The final sticky issues were about to be hashed out in the Trans-Pacific Partnership, a massive Pacific Rim trade deal both countries were negotiating along with 10 others. And one bone of contention between Canada and New Zealand was dairy.

Enter Mr. Tucker, with a decade of experience in New Zealand’s dairy industry under his belt, including as the North America vice-president for trade strategy and government relations with Fonterra Co-operative Group, a leading New Zealand-based dairy exporter.

Now three years later, the TPP has been negotiated, though not implemented. It must still wind its way through ratification in the dozen countries involved, including the United States’ fraught political process.

And Mr. Tucker is on his way out. He was to have headed back to New Zealand’s commercial capital, Auckland, on Jan. 12.

On nearly every issue at the TPP table, Canada and New Zealand were on the same page and their negotiating teams worked well together, said the envoy, having folded his lanky frame into a comfortable chair in his high commission for a Dec. 10 interview.

But, he added, “It’s no secret that New Zealand is one of the largest dairy exporters in the world. And [with] Canada, with some of the highest trade barriers on dairy, this was going to be a difficult issue.”

Canada’s supply management system of dairy products means foreign producers are effectively shut out of the Canadian market unless they pay high tariffs.

Under the TPP, the Canadian dairy industry would see another 3.25 per cent of the market gobbled up by foreign producers.

“I think, ultimately, the outcome on dairy was probably not as good as New Zealand would have liked, but I think it’s a good deal,” said Mr. Tucker.

And though American primary season is “not the best backdrop for cool-headed assessment of important trade bills,” he figured there will be windows to allow the US Congress to move the TPP forward.
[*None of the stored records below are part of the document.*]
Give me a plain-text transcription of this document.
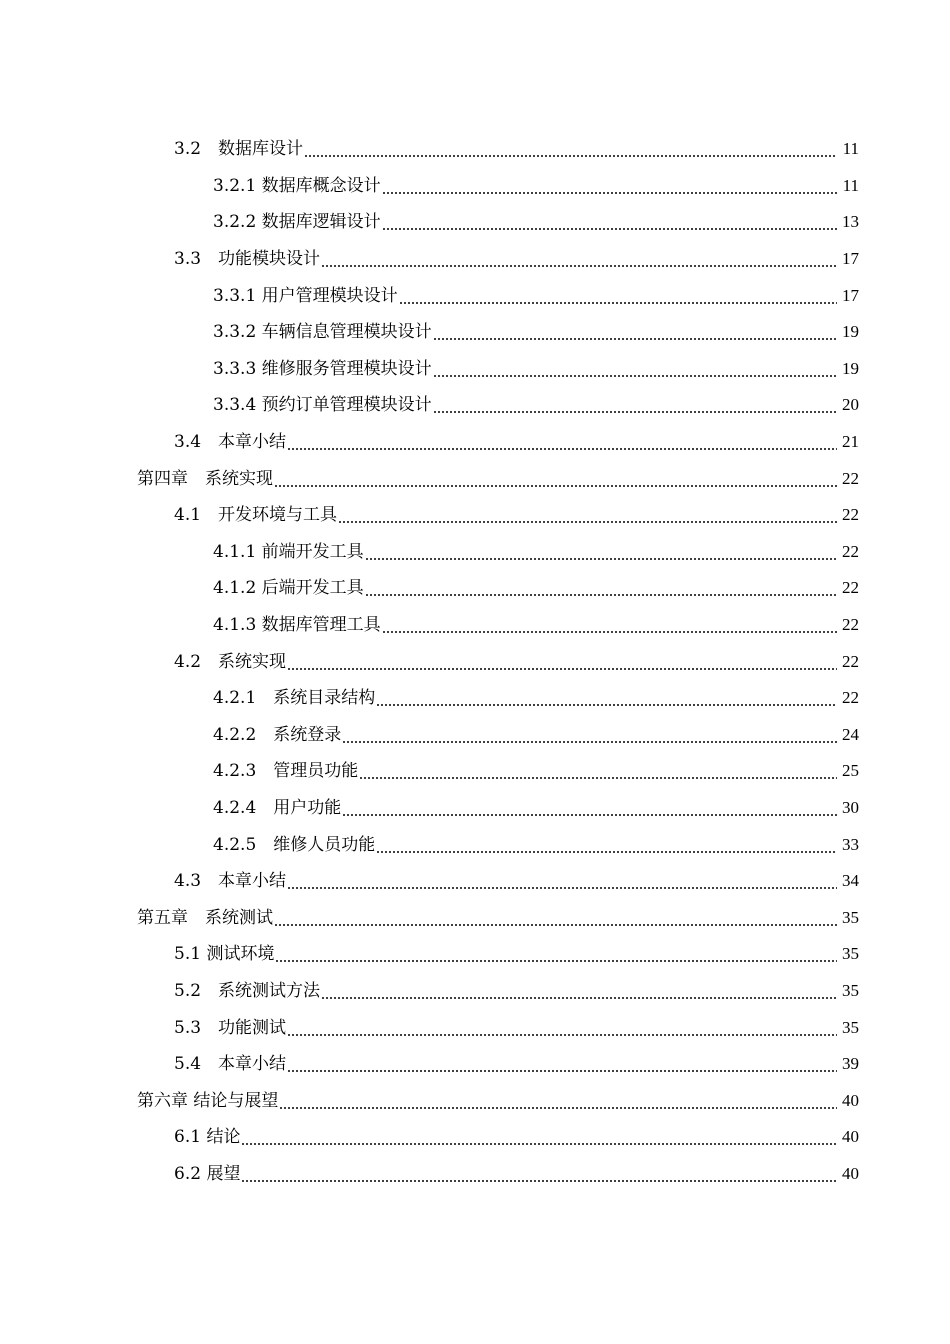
3.2　数据库设计	11
3.2.1 数据库概念设计	11
3.2.2 数据库逻辑设计	13
3.3　功能模块设计	17
3.3.1 用户管理模块设计	17
3.3.2 车辆信息管理模块设计	19
3.3.3 维修服务管理模块设计	19
3.3.4 预约订单管理模块设计	20
3.4　本章小结	21
第四章　系统实现	22
4.1　开发环境与工具	22
4.1.1 前端开发工具	22
4.1.2 后端开发工具	22
4.1.3 数据库管理工具	22
4.2　系统实现	22
4.2.1　系统目录结构	22
4.2.2　系统登录	24
4.2.3　管理员功能	25
4.2.4　用户功能	30
4.2.5　维修人员功能	33
4.3　本章小结	34
第五章　系统测试	35
5.1 测试环境	35
5.2　系统测试方法	35
5.3　功能测试	35
5.4　本章小结	39
第六章 结论与展望	40
6.1 结论	40
6.2 展望	40
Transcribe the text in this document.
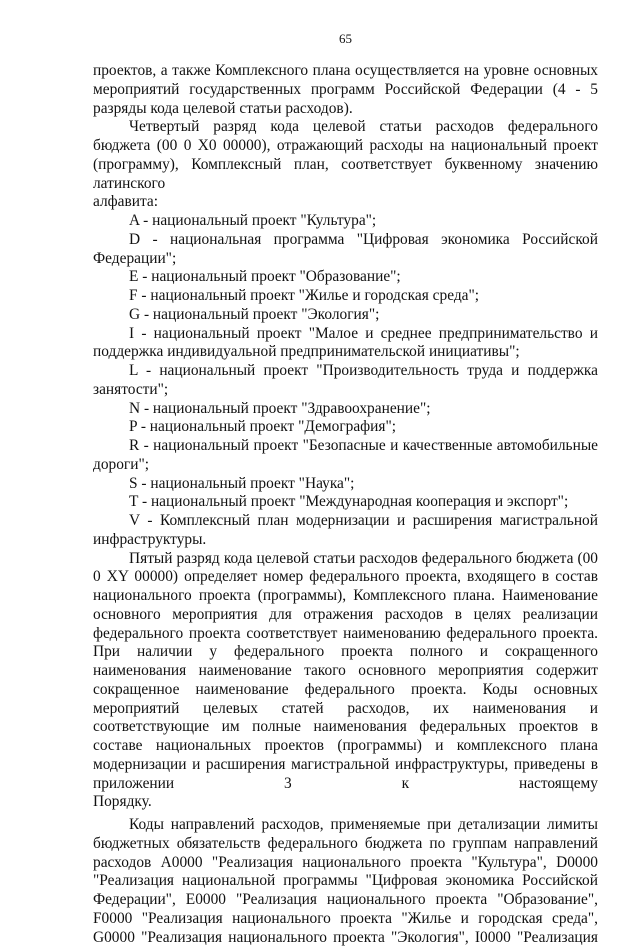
65

проектов, а также Комплексного плана осуществляется на уровне основных мероприятий государственных программ Российской Федерации (4 - 5

разряды кода целевой статьи расходов).

Четвертый разряд кода целевой статьи расходов федерального бюджета (00 0 X0 00000), отражающий расходы на национальный проект (программу), Комплексный план, соответствует буквенному значению латинского

алфавита:

A - национальный проект "Культура";

D - национальная программа "Цифровая экономика Российской

Федерации";

E - национальный проект "Образование";

F - национальный проект "Жилье и городская среда";

G - национальный проект "Экология";

I - национальный проект "Малое и среднее предпринимательство и

поддержка индивидуальной предпринимательской инициативы";

L - национальный проект "Производительность труда и поддержка

занятости";

N - национальный проект "Здравоохранение";

P - национальный проект "Демография";

R - национальный проект "Безопасные и качественные автомобильные

дороги";

S - национальный проект "Наука";

T - национальный проект "Международная кооперация и экспорт";

V - Комплексный план модернизации и расширения магистральной

инфраструктуры.

Пятый разряд кода целевой статьи расходов федерального бюджета (00 0 XY 00000) определяет номер федерального проекта, входящего в состав национального проекта (программы), Комплексного плана. Наименование основного мероприятия для отражения расходов в целях реализации федерального проекта соответствует наименованию федерального проекта. При наличии у федерального проекта полного и сокращенного наименования наименование такого основного мероприятия содержит сокращенное наименование федерального проекта. Коды основных мероприятий целевых статей расходов, их наименования и соответствующие им полные наименования федеральных проектов в составе национальных проектов (программы) и комплексного плана модернизации и расширения магистральной инфраструктуры, приведены в приложении 3 к настоящему

Порядку.

Коды направлений расходов, применяемые при детализации лимиты бюджетных обязательств федерального бюджета по группам направлений расходов A0000 "Реализация национального проекта "Культура", D0000 "Реализация национальной программы "Цифровая экономика Российской Федерации", E0000 "Реализация национального проекта "Образование", F0000 "Реализация национального проекта "Жилье и городская среда", G0000 "Реализация национального проекта "Экология", I0000 "Реализация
Though the trade deal took up most of his time in Canada, the two Commonwealth nations have a varied relationship that spans defence, immigration, security and political issues. Canada supported New Zealand’s bid to become a member of the United Nations Security Council for 2015-16, said Mr. Tucker, and has helped it while it's been on the council. New Zealand has leaned on Canada’s broader diplomatic network to help it understand certain regions where it doesn’t have missions of its own, said the envoy.

Besides these two priorities, “it’s been a bit of a real estate adventure as well.”
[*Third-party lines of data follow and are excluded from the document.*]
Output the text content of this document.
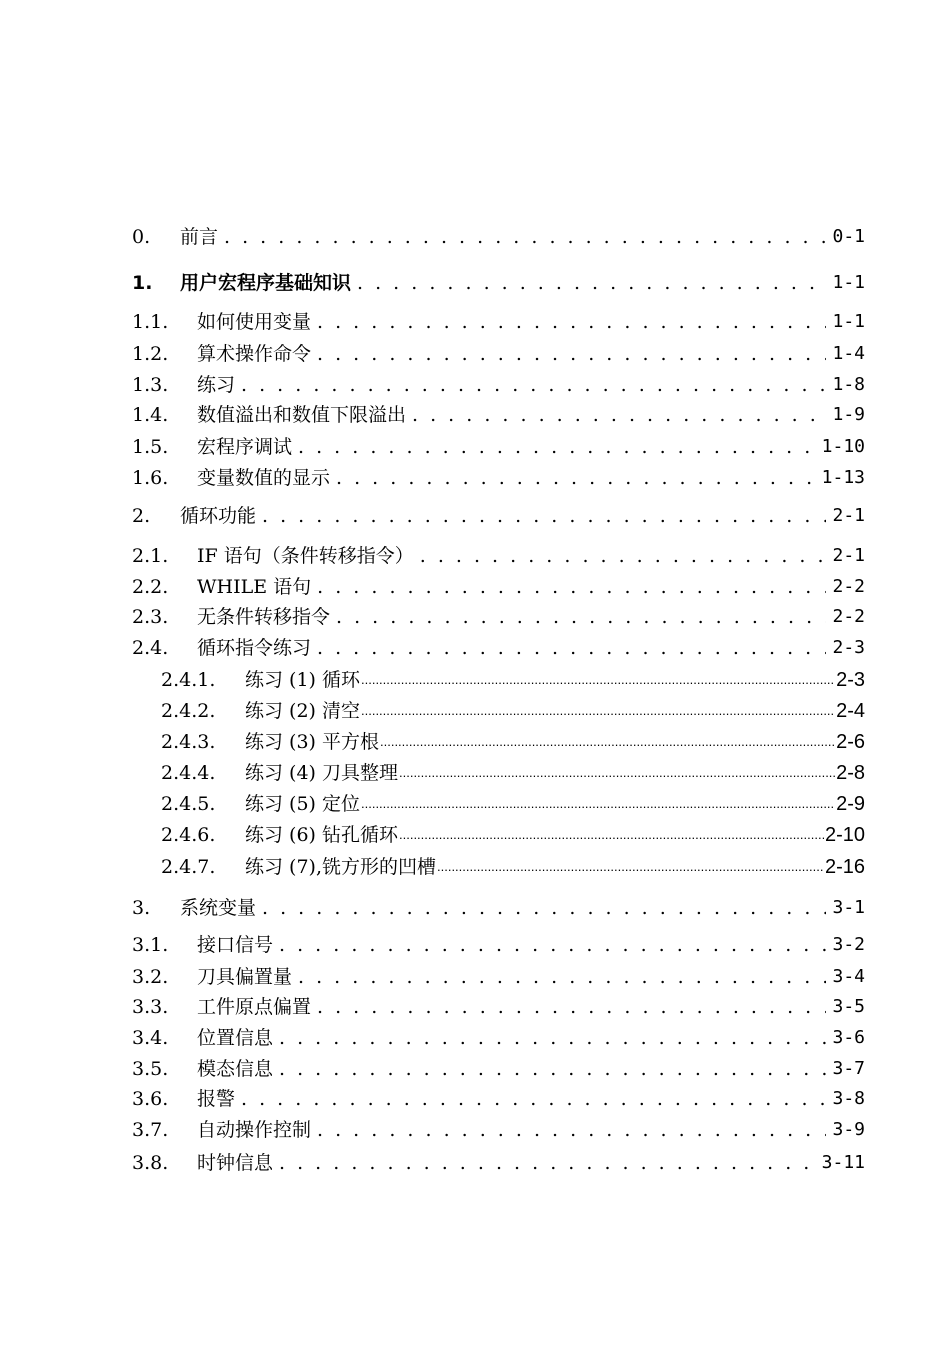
0.	前言 . . .	0-1
1.	用户宏程序基础知识 . . .	1-1
1.1.	如何使用变量 . . .	1-1
1.2.	算术操作命令 . . .	1-4
1.3.	练习 . . .	1-8
1.4.	数值溢出和数值下限溢出 . . .	1-9
1.5.	宏程序调试 . . .	1-10
1.6.	变量数值的显示 . . .	1-13
2.	循环功能 . . .	2-1
2.1.	IF 语句（条件转移指令） . . .	2-1
2.2.	WHILE 语句 . . .	2-2
2.3.	无条件转移指令 . . .	2-2
2.4.	循环指令练习 . . .	2-3
2.4.1.	练习 (1) 循环 .....	2-3
2.4.2.	练习 (2) 清空 .....	2-4
2.4.3.	练习 (3) 平方根 .....	2-6
2.4.4.	练习 (4) 刀具整理 .....	2-8
2.4.5.	练习 (5) 定位 .....	2-9
2.4.6.	练习 (6) 钻孔循环 .....	2-10
2.4.7.	练习 (7),铣方形的凹槽 .....	2-16
3.	系统变量 . . .	3-1
3.1.	接口信号 . . .	3-2
3.2.	刀具偏置量 . . .	3-4
3.3.	工件原点偏置 . . .	3-5
3.4.	位置信息 . . .	3-6
3.5.	模态信息 . . .	3-7
3.6.	报警 . . .	3-8
3.7.	自动操作控制 . . .	3-9
3.8.	时钟信息 . . .	3-11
He and his wife Penny, who has become a fixture in the diplomatic community, and their daughters Lucy, Zara and Violet, were the first to move into New Zealand’s new Rockcliffe Park residence in 2013. Mr. Tucker also oversaw the high commission’s move from an office on Bank Street to the new Shopify building on Elgin Street last year.
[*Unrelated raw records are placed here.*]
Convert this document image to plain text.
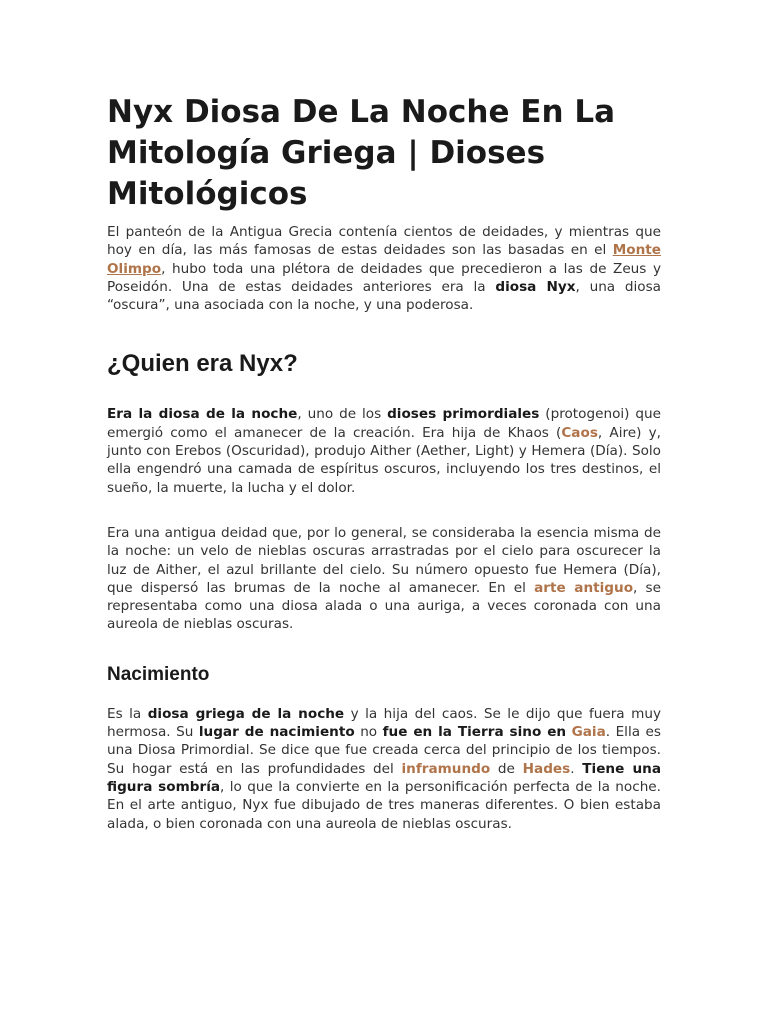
Nyx Diosa De La Noche En La Mitología Griega | Dioses Mitológicos

El panteón de la Antigua Grecia contenía cientos de deidades, y mientras que hoy en día, las más famosas de estas deidades son las basadas en el Monte Olimpo, hubo toda una plétora de deidades que precedieron a las de Zeus y Poseidón. Una de estas deidades anteriores era la diosa Nyx, una diosa “oscura”, una asociada con la noche, y una poderosa.

¿Quien era Nyx?

Era la diosa de la noche, uno de los dioses primordiales (protogenoi) que emergió como el amanecer de la creación. Era hija de Khaos (Caos, Aire) y, junto con Erebos (Oscuridad), produjo Aither (Aether, Light) y Hemera (Día). Solo ella engendró una camada de espíritus oscuros, incluyendo los tres destinos, el sueño, la muerte, la lucha y el dolor.

Era una antigua deidad que, por lo general, se consideraba la esencia misma de la noche: un velo de nieblas oscuras arrastradas por el cielo para oscurecer la luz de Aither, el azul brillante del cielo. Su número opuesto fue Hemera (Día), que dispersó las brumas de la noche al amanecer. En el arte antiguo, se representaba como una diosa alada o una auriga, a veces coronada con una aureola de nieblas oscuras.

Nacimiento

Es la diosa griega de la noche y la hija del caos. Se le dijo que fuera muy hermosa. Su lugar de nacimiento no fue en la Tierra sino en Gaia. Ella es una Diosa Primordial. Se dice que fue creada cerca del principio de los tiempos. Su hogar está en las profundidades del inframundo de Hades. Tiene una figura sombría, lo que la convierte en la personificación perfecta de la noche. En el arte antiguo, Nyx fue dibujado de tres maneras diferentes. O bien estaba alada, o bien coronada con una aureola de nieblas oscuras.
Both the residence and high commission are designed to be sleek, modern and functional, allowing for a mix of space for official functions and work or home life behind the scenes.

The residence was a joint venture between New Zealand and Canadian architectural firms, he said, and the furnishings inside incorporate elements from both countries too.

Ottawa is a great place for a family, said Mr. Tucker, so it’s not without some regret that he’s leaving. He also spoke highly of Canadian government officials who were able to give him good access and provide thoughtful help, and he said he enjoyed building good contacts among members of the media and business groups.

“There’s several irons in the fire, but the most likely is that I’ll be returning to the private sector,” he said in the December interview, though he wouldn’t give any more hint as to what that would entail.  

It will continue his hybrid career, having spent about half his time in government and the other half in business.

“I should say I love working for the New Zealand foreign service, and it’s my strong hope and expectation that this won’t be the last chapter of my chance to work on behalf of New Zealand.”

A successor had yet to be named as of December. Mr. Tucker said he expected deputy Liz Halliday to lead the mission until about mid-February when the next high commissioner is expected.